Da sempre le donne devono misurarsi con i canoni estetici della bellezza, a cui, secondo l’epoca storica di appartenenza, devono corrispondere. Infatti la bellezza non è mai stata un valore assoluto e atemporale, da quella fisica a quella divina, passando per la bellezza della natura. Il suo concetto ha assunto forme diverse: è stata armonica o dionisiaca, si è associata alla mostruosità nel Medioevo e all’armonia delle sfere celesti nel Rinascimento; ha assunto le forme del “non so che” durante il Romanticismo, per cambiare ulteriormente forma nel Novecento, così ci ha spiegato Umberto Eco nel suo libro che ne ricalca la storia. Al concetto di bellezza è sempre stato intrinsecamente legato quello di perfezione, oggi, esasperato da un mondo che poggia sull’assenza di sbavature, tanto che le differenze, tra i generi e le generazioni, si stanno assottigliando sempre di più: i maschi assomigliano alle femmine, i vecchi ai giovani. Giusto per fare qualche esempio. Basti vedere le pubblicità, il bombardamento quotidiano che ci spinge a somigliare a quello che gli altri dicono sia bello.

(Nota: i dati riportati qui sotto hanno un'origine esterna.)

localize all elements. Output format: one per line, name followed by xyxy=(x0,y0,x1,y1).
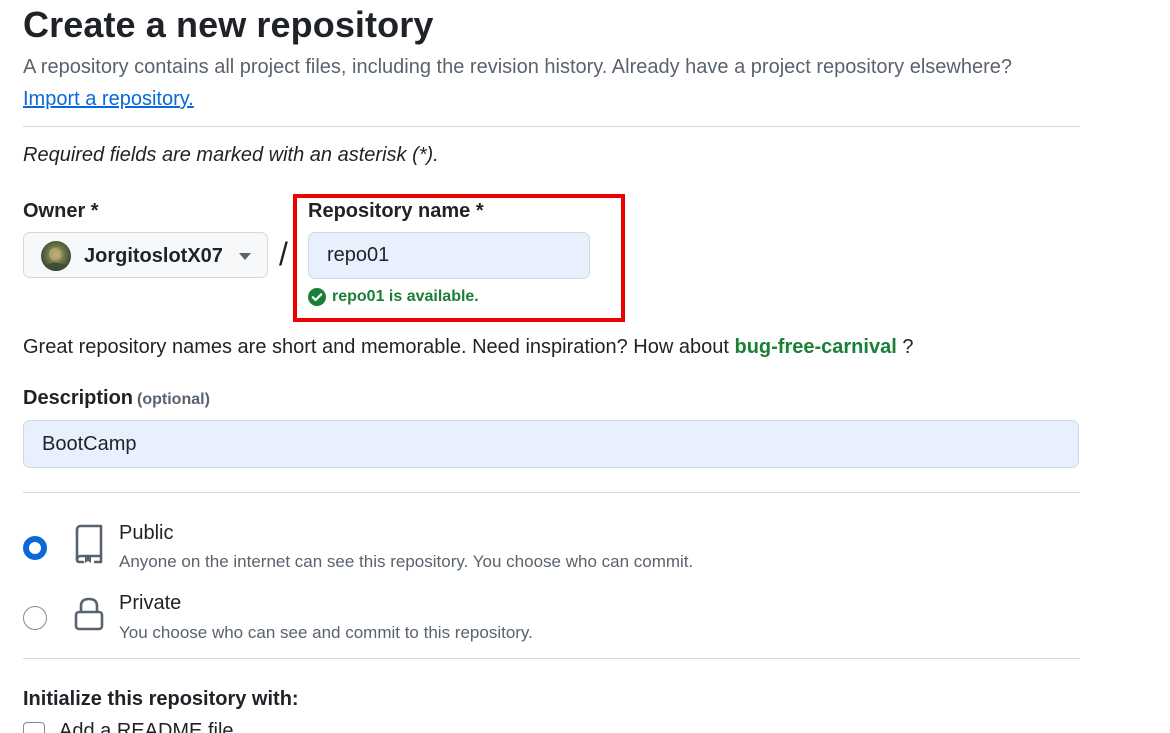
avatar xyxy=(41,241,71,271)
description-label: Description (optional) xyxy=(23,387,210,410)
page-title: Create a new repository xyxy=(23,4,434,45)
create-repository-page: Create a new repository A repository con… xyxy=(0,0,1170,733)
divider xyxy=(23,126,1080,127)
repo-icon xyxy=(72,524,106,564)
optional-tag: (optional) xyxy=(137,391,210,408)
description-input[interactable] xyxy=(23,420,1079,468)
public-description: Anyone on the internet can see this repo… xyxy=(119,552,694,571)
divider xyxy=(23,492,1080,493)
name-hint-suffix: ? xyxy=(902,336,914,358)
availability-text: repo01 is available. xyxy=(332,288,479,305)
required-fields-note: Required fields are marked with an aster… xyxy=(23,144,439,166)
description-label-text: Description xyxy=(23,387,134,409)
owner-repo-separator: / xyxy=(279,236,288,272)
readme-label: Add a README file xyxy=(59,720,234,733)
name-suggestion-link[interactable]: bug-free-carnival xyxy=(734,336,896,358)
divider xyxy=(23,658,1080,659)
page-subtitle: A repository contains all project files,… xyxy=(23,56,1013,78)
name-inspiration-hint: Great repository names are short and mem… xyxy=(23,336,913,359)
chevron-down-icon xyxy=(239,253,251,260)
availability-message: repo01 is available. xyxy=(308,288,479,306)
private-radio[interactable] xyxy=(23,606,47,630)
import-repository-link[interactable]: Import a repository. xyxy=(23,88,194,111)
public-radio[interactable] xyxy=(23,536,47,560)
owner-name: JorgitoslotX07 xyxy=(84,245,223,267)
private-description: You choose who can see and commit to thi… xyxy=(119,623,533,642)
check-circle-icon xyxy=(308,288,326,306)
owner-label: Owner * xyxy=(23,200,99,222)
private-title: Private xyxy=(119,592,182,614)
readme-checkbox[interactable] xyxy=(23,722,45,733)
repository-name-label: Repository name * xyxy=(308,200,484,222)
public-title: Public xyxy=(119,522,174,544)
lock-icon xyxy=(72,595,106,635)
initialize-title: Initialize this repository with: xyxy=(23,688,299,710)
repository-name-input[interactable] xyxy=(308,232,590,279)
owner-select[interactable]: JorgitoslotX07 xyxy=(23,232,268,278)
name-hint-text: Great repository names are short and mem… xyxy=(23,336,729,358)
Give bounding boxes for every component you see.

Secondo lo psicologo Paul Schilder, “l’immagine corporea è l’immagine e l’apparenza del corpo umano che ci formiamo nella mente e cioè il modo in cui il nostro corpo ci appare”. E così come possiamo emozionarci nell’ammirare l’arte, allo stesso modo proviamo emozioni nell’osservare il corpo, attiviamo sensazioni, facciamo riemergere ricordi, stimoliamo la memoria. La giornalista Maria Giovanna Capone, con il suo lavoro fotografico I’MPERFECT, è partita proprio dal corpo di dieci donne, “una tela dove sono impressi il vissuto, le esperienze, il dolore, le trasformazioni” provando a rovesciare il canone classico della perfezione.
«I’MPERFECT – spiega la fotografa – è nato proprio dall’esigenza di voler mostrare che l’omologazione della bellezza sta diventando un problema culturale di questa società. Il boom dei social come instagram ci mostrano donne perfette, tutte identiche, senza nessuna lievissima imperfezione sulla pelle o nel corpo. Una perfezione impossibile da avere in natura».
«La standardizzazione della bellezza – continua – ci sta quindi portando a un appiattimento visivo, dove ciò che è imperfetto è da escludere, ripudiare, eppure ciascuno di noi è imperfetto e soprattutto per noi donne ambire a quella perfezione è sinonimo di rinunce, sacrifici, sofferenza. Ecco allora che ho voluto concentrarmi sulla bellezza non convenzionale, estremizzando il concetto che volevo esprimere coinvolgendo donne che per nascita o per vissuto avevano un corpo con cicatrici, deformazioni e giudicato imperfetto dagli altri».


La scelta delle donne da ritrarre è caduta su quelle che sentivano di aver superato o che quanto meno stavano affrontando la loro «imperfezione» fisica e qui la fotografia, come si conviene all’arte, ha svolto la sua funzione catartica dando la possibilità alle dieci muse di raccontare al mondo il proprio doloroso percorso. Il metodo di lavoro di Maria Giovanna Capone è stato quello di entrare in relazione con ciascuna di loro, ascoltandone la storia, creando un sentimento di fiducia, necessario per operare dietro la macchina fotografica. Quello della fotografa e dei suoi soggetti è stato un prendersi per mano e camminare insieme per mostrare che «imperfetto è solo un tempo verbale, qualcosa che appartiene al passato, qualcosa da mettere alle proprie spalle perché ogni segno sul corpo è una prova superata». Ogni «imperfezione» messa a nudo è una prova di coraggio, un gesto di amore verso se stesse, un esempio di resilienza di cui, in questo mondo, si avverte un maledetto bisogno.